All signs seem to point to Ron just wanting to give off the impression he agrees but I feel like they made him too convincing in this particular scene. At the meeting with the Disciplinary Committee, he reminds Leslie that he’s only there because he’s her department head and he has to be there. He scowls across the table at the committee members while Leslie flounders in her attempt to defend both herself and April. Ron reaches his limit pretty quickly, emitting sounds similar to when he had to pass a hernia in one of the season’s best Ron episodes. He through a mini-tirade, comparing the disciplinary committee to North Korea and communist China. “You cannot make her whip herself, you cannot make her wear a hair shirt,” is hilarious insight into what keeps Ron up at night probably. The scene ends on a good note with Ron coming to Leslie’s defense in his unique way.

Leslie has never broken a rule in her life to to point that it’s annoying.

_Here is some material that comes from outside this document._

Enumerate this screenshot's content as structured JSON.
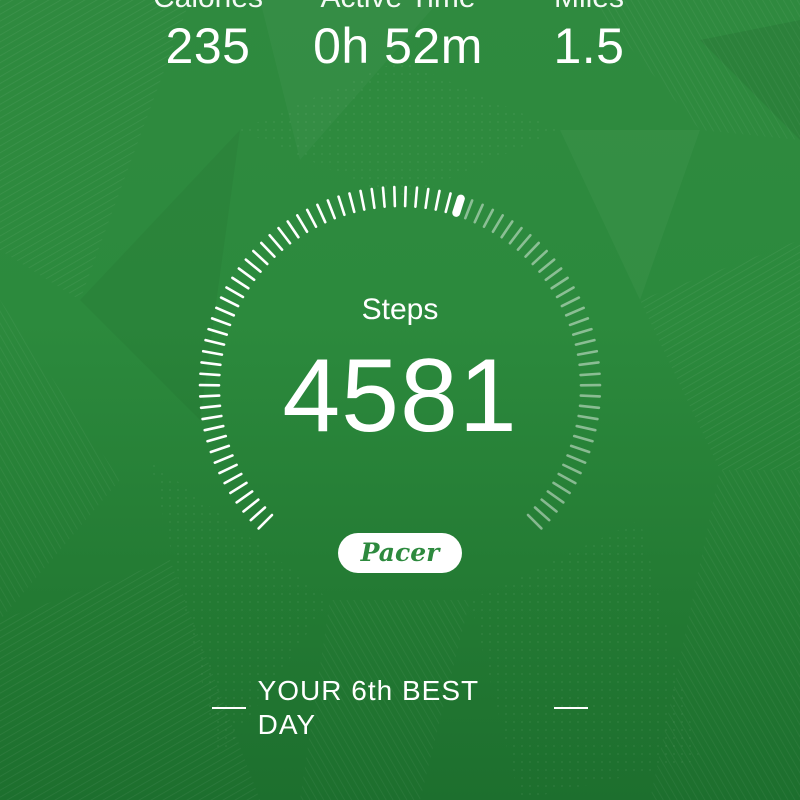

The episode ends with Mark and Leslie having beers inside her office. She briefly protests the rule violation but he urges her to loosen up. She obliges and then a cutaway shows her celebrating her admission into the boys’ club in front of the wall of male council members. I liked this episode more than I was expecting to. The forced will-they-won’t-they between Mark and Leslie reared its head toward the end and threatened to ruin all that came before it but disregarding that scene was easy enough.

 


 

SUB’S LOW-CAL CALZONE ZONES

  • Apologies for not posting this last weekend
  • Another reason for me enjoying this episode more than I expected is going in thinking it’s the episode that centers the most around Leslie and Mark’s one-night stand six years ago. I believe that episode’s actually next in line.
  • Leslie has a good throwing arm
  • Tom tells the documentary crew that people see him as a brown superman with a beard and the camera seems to agree. He looks almost heroic walking off with his hotdog in that cutaway.
  • Ann describes Mark’s ‘friday night crowd’ as “the girls with the tribal back tattoos who drink redbull for a living
  • The episode’s B plot was relatively tame compared to all the ethics violations going on in the A plot but it was nice to see Andy’s goofy earnestness on display
  • Leslie is apologetic upon finding out that when she’d previously written Jerry up for making a personal phone-call to his mom, his mom was actually in the hospital. In later seasons, they’d probably have blamed the hospitalization on Jerry.
  • We never get to find out what drinking wine was competing against for what would get April drunker in the video. Drinking wine won so it must’ve some weak shit.
  • Leslie hyperventilating while Ron struggles physically with the urge to comfort her against his usual instincts is a nice sight gag.